There may be a good compromise on the horizon, however, thanks to a clever device built by a team of engineers at the University of Waterloo. Called Typealike, their system takes advantage of the webcam already present on nearly all laptops to expand the input surface beyond the keys on the keyboard.
A small plastic housing containing an angled mirror is first installed in front of the laptop’s built-in camera. The mirror gives the camera a view of the user’s hands and the keyboard, rather than looking straight ahead. By performing configurable hand gestures, either on or near the keyboard, Typealike is able to trigger actions in software, such as scrolling through a document or controlling a car in a driving simulator.

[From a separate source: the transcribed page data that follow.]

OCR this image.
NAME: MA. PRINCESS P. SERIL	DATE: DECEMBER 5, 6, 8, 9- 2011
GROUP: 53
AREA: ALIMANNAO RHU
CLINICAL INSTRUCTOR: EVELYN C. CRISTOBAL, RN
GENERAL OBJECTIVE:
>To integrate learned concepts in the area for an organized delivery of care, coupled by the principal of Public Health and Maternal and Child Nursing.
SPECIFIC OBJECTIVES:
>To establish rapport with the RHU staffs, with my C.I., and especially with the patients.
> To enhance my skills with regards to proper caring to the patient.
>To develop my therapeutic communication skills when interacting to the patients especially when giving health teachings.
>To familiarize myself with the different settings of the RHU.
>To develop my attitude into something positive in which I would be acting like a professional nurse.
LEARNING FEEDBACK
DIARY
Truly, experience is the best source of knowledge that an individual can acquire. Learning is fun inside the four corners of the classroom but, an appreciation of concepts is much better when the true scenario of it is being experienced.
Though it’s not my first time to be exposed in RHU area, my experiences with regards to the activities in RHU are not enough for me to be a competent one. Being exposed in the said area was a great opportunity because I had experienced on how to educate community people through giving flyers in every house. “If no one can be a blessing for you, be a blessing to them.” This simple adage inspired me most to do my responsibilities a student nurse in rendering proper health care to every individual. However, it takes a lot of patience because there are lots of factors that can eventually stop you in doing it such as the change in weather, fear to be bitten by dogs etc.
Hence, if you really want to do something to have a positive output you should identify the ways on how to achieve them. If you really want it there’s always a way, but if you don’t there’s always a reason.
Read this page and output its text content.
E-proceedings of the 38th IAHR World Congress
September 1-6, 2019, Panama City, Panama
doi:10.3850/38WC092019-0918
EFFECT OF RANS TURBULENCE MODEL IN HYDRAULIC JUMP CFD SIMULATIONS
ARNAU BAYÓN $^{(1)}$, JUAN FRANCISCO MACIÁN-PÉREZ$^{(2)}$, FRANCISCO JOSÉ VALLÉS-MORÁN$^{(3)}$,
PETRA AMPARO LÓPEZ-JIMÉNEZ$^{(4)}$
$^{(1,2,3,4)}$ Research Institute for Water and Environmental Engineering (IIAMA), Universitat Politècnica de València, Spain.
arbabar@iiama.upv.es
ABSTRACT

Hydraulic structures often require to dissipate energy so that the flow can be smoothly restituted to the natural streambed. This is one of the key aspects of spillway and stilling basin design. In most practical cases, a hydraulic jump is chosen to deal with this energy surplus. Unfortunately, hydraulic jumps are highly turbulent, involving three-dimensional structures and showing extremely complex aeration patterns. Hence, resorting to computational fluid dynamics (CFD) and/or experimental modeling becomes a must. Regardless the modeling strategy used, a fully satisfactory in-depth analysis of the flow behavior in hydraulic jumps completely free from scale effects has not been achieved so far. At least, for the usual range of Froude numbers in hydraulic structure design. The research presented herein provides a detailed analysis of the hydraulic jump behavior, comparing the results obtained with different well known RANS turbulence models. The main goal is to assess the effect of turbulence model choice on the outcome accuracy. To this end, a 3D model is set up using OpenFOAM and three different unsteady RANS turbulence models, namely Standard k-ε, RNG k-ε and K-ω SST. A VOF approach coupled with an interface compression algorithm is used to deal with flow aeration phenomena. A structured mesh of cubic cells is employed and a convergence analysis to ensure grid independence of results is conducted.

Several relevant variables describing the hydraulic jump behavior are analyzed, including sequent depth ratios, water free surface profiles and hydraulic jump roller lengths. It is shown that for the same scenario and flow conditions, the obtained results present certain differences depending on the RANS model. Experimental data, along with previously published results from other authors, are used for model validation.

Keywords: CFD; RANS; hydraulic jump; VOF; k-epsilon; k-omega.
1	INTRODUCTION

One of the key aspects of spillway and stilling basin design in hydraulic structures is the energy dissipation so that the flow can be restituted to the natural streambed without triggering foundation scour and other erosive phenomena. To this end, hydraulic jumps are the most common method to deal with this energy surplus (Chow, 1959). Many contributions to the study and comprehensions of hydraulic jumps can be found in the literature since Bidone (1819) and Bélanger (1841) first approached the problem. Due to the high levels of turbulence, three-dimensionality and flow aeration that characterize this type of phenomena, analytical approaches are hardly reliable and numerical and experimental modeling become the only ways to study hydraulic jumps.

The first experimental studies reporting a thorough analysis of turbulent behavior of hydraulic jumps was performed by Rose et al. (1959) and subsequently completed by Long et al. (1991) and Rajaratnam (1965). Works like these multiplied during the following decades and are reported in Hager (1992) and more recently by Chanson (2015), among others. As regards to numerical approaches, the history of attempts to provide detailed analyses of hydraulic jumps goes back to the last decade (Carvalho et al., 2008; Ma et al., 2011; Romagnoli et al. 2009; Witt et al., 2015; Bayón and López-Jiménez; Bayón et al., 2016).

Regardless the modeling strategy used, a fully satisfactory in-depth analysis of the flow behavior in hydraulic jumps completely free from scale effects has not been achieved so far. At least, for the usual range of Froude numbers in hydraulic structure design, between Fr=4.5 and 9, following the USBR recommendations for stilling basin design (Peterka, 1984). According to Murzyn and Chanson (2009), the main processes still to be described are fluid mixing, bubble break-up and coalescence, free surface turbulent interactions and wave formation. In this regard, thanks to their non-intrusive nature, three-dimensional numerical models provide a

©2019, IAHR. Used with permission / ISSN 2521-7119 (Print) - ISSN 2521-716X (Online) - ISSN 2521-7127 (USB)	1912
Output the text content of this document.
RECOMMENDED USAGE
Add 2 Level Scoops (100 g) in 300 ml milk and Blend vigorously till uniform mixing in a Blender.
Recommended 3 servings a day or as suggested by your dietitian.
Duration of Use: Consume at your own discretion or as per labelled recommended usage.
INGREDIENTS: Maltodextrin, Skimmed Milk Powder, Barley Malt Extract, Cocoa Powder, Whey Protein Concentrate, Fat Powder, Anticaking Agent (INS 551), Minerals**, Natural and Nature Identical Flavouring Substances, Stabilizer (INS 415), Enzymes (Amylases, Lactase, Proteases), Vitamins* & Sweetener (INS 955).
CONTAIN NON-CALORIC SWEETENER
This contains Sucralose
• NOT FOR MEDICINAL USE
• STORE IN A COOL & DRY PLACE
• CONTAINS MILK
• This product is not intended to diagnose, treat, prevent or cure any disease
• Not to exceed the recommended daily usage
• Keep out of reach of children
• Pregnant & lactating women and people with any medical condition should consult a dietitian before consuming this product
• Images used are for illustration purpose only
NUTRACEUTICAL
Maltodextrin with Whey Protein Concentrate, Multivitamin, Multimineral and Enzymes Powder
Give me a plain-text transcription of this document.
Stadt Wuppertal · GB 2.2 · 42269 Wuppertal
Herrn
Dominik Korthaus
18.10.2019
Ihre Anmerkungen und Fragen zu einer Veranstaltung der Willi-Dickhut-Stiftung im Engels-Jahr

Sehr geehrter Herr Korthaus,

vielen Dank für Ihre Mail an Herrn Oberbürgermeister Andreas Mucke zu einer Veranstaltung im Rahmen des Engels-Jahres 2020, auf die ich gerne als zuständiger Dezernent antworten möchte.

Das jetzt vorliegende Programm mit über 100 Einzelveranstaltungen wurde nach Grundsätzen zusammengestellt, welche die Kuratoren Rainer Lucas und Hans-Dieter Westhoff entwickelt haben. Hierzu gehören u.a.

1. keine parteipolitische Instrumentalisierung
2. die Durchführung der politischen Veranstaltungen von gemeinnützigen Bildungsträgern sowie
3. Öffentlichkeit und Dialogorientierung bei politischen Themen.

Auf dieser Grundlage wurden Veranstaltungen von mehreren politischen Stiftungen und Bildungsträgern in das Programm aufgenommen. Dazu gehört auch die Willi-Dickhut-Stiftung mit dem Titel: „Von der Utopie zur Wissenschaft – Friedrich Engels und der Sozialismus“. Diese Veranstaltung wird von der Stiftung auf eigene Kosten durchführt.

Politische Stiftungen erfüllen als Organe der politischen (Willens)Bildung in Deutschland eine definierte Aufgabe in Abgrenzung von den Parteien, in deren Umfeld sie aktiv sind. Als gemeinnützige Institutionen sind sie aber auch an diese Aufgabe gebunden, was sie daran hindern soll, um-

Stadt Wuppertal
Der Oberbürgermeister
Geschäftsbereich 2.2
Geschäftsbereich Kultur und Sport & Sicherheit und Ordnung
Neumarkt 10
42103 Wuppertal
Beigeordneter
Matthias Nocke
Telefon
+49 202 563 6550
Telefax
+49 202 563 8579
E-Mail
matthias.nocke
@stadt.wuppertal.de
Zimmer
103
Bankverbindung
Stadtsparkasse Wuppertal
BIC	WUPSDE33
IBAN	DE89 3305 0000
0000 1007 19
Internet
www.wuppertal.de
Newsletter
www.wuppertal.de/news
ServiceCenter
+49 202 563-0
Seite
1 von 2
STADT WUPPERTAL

Hand gesture recognition was accomplished by using transfer learning on a ResNet-50 convolutional neural network that had been pretrained on the ImageNet dataset of millions of everyday objects. Retraining was conducted with a dataset of 350 thousand images of hand gestures, from 30 participants that were instructed to perform 36 different gestures. Images for typing and non-typing actions were also included to recognize when gestures are not being performed. A variety of participants were selected to capture differences in hand size and type, and lighting conditions were varied to ensure that Typealike will operate smoothly under real world conditions.
A study involving 20 additional participants was conducted to validate the accuracy and utility of the system. The team found low error rates and quick gesture formation times, indicating that Typealike can work well alongside normal typing on a keyboard. Across all 36 gestures, an average classification accuracy rate of 97% was observed. Some of their findings in the study may also inform the best gesture choices for future iterations of the technique — for example, open-handed gestures were found to be significantly faster to perform than close-handed gestures.
The researchers demonstrated Typealike controlling a word processor, switching tools in a graphic editor, triggering system commands, and playing video games. One drawback of the system is that the laptop’s webcam is unavailable for normal use while running Typealike. The simplicity of the device is appealing, as there is no need to tote around additional hardware or master any complex skills. Exactly how useful a tool like this is in practice is difficult to evaluate without testing it out firsthand, but it certainly looks very promising.